Modular Homes and the Personal Property Exemption

Palm Beach County Bar Association Bulletin, December 2008

In previous editions of the Palm Beach County Bar Association Bulletin, I have written about the July 1, 2007, amendment to Florida Statute § 222.25 which increased a debtor’s personal property exemption from $1,000 to $4,000 under certain circumstances. Specifically, Florida Statute §222.25(4) now states the following property is exempt: A debtor’s interest in personal property, not to exceed $4,000.00, if the Debtor does not claim or receive the benefits of a homestead exemption under s. 4, Art. X of the State Constitution. This exemption does not apply to a debt owed for child support or spousal support.

Since the amendment to Florida Statute § 222.25(4), there have been over a dozen opinions interpreting various aspects of the personal property exemption. Recently, however, two opinions were issued that address the application of the amended personal property exemption to modular homes. See, In re Heckman, 2008 WL 4636185 (Bankr. N.D. Fla) and In re Lisowski, 2008 WL 4602314 (Bankr. M.D. Fla.). Modular or mobile homes are afforded homestead exemption protection pursuant to Florida Statue §222.05. Florida Statute §222.05 states:

Any person owning and occupying any dwelling house, including a mobile home used as a residence, or modular home, on land not his or her own which he or she may lawfully possess, by lease or otherwise, and claiming such house, mobile home, or modular home as his or her homestead, shall be entitled to the exemption of such house, mobile home, or modular home from levy and sale as aforesaid.
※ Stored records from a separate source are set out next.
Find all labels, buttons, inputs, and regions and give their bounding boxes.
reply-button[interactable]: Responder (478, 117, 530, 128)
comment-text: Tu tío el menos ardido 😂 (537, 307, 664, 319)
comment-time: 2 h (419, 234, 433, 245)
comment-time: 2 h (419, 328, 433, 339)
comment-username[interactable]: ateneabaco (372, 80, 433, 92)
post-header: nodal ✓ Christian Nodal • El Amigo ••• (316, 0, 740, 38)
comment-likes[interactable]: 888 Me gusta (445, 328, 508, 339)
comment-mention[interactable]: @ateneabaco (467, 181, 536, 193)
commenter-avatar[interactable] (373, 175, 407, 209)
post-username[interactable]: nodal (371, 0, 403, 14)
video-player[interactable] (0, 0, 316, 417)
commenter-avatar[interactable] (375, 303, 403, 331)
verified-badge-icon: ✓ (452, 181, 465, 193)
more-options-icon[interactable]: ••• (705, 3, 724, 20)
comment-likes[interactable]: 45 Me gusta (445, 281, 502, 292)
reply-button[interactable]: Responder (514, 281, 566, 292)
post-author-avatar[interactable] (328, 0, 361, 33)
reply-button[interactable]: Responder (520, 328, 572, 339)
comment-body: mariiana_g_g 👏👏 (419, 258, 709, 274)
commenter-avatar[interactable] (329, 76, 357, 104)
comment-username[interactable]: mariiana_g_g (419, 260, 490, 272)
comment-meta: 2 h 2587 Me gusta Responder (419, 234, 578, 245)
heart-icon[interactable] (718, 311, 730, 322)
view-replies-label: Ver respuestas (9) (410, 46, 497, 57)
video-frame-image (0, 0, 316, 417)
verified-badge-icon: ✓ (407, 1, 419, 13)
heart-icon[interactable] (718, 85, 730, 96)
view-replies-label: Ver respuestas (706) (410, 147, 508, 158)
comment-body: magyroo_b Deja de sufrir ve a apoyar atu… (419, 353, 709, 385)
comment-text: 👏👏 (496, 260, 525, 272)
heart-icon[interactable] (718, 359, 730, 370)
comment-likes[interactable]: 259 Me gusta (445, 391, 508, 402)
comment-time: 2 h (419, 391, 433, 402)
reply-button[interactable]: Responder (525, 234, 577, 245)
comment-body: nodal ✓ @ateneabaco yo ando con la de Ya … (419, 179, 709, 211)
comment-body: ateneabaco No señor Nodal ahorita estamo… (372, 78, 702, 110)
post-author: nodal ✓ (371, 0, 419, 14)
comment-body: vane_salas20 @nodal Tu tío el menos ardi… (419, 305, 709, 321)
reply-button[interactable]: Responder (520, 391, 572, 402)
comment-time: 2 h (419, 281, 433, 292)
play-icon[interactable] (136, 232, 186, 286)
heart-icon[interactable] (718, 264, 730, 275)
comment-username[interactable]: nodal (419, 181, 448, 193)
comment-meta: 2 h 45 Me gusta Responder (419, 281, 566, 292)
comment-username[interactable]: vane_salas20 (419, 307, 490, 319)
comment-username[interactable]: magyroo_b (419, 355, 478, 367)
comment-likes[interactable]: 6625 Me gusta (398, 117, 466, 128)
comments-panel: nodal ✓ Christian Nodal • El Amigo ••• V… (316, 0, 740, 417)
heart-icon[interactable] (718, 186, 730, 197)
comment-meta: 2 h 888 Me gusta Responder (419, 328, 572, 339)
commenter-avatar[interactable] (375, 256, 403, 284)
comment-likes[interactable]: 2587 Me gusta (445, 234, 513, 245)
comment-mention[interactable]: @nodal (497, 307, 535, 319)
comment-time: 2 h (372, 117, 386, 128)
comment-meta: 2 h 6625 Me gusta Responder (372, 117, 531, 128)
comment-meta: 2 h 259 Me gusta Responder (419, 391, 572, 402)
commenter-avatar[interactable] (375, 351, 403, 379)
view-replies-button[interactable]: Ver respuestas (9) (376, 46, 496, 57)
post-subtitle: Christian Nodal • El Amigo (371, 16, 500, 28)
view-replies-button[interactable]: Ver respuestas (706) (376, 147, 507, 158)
In Heckman and Lisowski, the dispute arose over whether claiming a homestead exemption under Florida Statute § 222.05 is effectively the same thing as claiming a constitutional homestead exemption. In both cases the Debtors asserted that they were entitled to the expanded personal property exemption provided under § 222.25(4), because they did not “claim or receive the benefits of a homestead exemption under s. 4, Art. X” of Florida’s Constitution. The Debtors asserted that § 222.05 “acts as its own source of protection for a debtor’s home,” similar to other exemption provisions contained in Chapter 222 of the Florida Statutes.

In both cases the bankruptcy courts concluded that Fla. Stat. § 222.05 is not an extension of Article X, section 4 of the Florida Constitution and therefore, when Debtors claim their home to be exempt under Fla. Stat. § 222.05, it is not the equivalent of claiming a constitutional homestead. Both courts also found that Article X., section 4 benefits apply only to landowners and that since the Debtors do not own the land on which the mobile homes were located, the Debtors did not benefit from the constitutional homestead. As such, in both cases the Debtors were allowed to claim as exempt personal property up to $4,000 under the exemption provided under Fla. Stat. § 222.25(4).